Coach and Refine: Leverage systems thinking, Agile coaching techniques, and retrospective insights to keep improving both your structural patterns and your delivery processes.
Recommended Next Steps
Experiment with a Parallel Organization: Select a product area or a set of teams to try combining unFIX and LeSS. Make sure that this is not just considered a pilot but a first step in gradually improving the whole organization.
Engage Leadership: Secure ongoing support from senior stakeholders. Show them how unFIX + LeSS aligns organizational structures with tangible product outcomes, reducing lead time and improving customer satisfaction.
Evolve the unFIX Model: Treat your organization design as a living entity. Update your unFIX diagrams as you learn from real-world experiments, ensuring any structural shifts are visible to all.

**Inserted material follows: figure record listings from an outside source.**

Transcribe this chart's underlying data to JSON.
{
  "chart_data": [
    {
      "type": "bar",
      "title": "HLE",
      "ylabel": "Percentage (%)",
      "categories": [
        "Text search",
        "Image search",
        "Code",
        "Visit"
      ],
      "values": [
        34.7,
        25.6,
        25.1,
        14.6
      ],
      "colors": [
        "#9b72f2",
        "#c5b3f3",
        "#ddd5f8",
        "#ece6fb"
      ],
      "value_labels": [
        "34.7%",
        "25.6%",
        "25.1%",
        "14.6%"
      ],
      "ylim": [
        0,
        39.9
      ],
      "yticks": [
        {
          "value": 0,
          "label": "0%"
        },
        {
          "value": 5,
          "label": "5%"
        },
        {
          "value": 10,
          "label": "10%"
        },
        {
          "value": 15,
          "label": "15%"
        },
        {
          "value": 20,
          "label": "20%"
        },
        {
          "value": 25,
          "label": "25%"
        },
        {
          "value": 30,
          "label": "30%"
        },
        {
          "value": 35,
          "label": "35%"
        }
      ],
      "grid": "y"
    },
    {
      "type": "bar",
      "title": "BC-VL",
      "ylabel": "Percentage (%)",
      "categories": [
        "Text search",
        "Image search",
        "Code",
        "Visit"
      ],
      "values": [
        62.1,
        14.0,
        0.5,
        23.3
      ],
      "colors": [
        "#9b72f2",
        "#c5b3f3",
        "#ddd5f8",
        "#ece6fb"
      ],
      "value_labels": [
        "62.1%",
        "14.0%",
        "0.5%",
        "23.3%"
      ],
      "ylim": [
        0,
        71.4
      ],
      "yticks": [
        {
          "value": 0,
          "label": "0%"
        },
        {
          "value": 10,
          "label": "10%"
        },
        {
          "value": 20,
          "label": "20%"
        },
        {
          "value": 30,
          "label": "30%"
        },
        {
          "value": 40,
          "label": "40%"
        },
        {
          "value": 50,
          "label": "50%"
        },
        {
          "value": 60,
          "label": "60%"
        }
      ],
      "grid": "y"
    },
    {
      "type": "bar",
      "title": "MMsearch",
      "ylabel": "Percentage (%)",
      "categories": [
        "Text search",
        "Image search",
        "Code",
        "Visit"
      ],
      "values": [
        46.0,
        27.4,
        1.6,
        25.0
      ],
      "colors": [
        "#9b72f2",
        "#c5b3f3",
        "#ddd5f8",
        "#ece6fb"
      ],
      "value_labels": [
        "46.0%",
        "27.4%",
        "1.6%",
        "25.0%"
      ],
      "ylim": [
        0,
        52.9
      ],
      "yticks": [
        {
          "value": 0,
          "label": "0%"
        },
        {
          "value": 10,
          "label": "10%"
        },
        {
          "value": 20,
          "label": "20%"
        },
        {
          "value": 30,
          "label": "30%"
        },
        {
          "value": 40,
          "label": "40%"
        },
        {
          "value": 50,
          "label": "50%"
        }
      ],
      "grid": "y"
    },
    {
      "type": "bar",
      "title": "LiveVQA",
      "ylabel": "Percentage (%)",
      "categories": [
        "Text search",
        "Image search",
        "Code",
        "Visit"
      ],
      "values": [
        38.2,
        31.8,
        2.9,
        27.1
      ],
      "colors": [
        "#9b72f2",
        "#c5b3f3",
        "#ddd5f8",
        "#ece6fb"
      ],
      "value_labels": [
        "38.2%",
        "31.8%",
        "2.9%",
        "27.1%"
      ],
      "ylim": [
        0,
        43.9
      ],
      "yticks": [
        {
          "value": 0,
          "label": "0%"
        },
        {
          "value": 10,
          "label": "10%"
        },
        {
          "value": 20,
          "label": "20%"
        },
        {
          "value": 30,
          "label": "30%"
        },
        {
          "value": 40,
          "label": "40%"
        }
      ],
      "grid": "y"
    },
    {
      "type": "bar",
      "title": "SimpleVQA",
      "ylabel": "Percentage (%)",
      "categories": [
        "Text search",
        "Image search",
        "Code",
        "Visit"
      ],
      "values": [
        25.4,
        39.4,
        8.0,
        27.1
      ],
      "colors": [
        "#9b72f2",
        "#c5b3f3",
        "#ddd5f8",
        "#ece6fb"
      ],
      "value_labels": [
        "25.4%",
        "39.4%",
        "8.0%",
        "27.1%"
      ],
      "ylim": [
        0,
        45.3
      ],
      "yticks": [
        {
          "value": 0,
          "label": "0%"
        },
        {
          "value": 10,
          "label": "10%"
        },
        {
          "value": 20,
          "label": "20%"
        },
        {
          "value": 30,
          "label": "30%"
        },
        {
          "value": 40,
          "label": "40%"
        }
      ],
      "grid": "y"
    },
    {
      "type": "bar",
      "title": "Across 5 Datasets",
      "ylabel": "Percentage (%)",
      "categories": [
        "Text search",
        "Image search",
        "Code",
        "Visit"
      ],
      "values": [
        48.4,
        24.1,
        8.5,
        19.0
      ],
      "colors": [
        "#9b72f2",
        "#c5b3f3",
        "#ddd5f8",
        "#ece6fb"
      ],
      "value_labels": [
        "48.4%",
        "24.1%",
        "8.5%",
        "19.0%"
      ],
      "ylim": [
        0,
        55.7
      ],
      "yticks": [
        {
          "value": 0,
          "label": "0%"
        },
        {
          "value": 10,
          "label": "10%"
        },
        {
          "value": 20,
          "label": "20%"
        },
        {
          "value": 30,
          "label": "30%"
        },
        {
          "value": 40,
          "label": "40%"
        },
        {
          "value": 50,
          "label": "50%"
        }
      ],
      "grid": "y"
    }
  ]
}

Join the Community: Share your experiences, ask questions, and learn from others who have embarked on this path. Both unFIX and LeSS have active communities that can offer fresh perspectives and insights.
Final Thoughts
By combining the structural adaptability of unFIX with the empirical process control of multi-team Scrum foundation of LeSS, organizations can strike a balance between evolving their designs and delivering incremental value to customers. This dynamic duo empowers teams to continually discover better ways of working, leading to sustainable agility that scales far beyond a single project or department.
Whether you’re an experienced coach, a product leader, or a curious team member, we invite you to embrace this synergy. Bring unFIX’s visual power to your next organizational redesign, layer in LeSS to guide multi-team product development, and watch as your capacity for learning and rapid adaptation becomes a durable competitive advantage.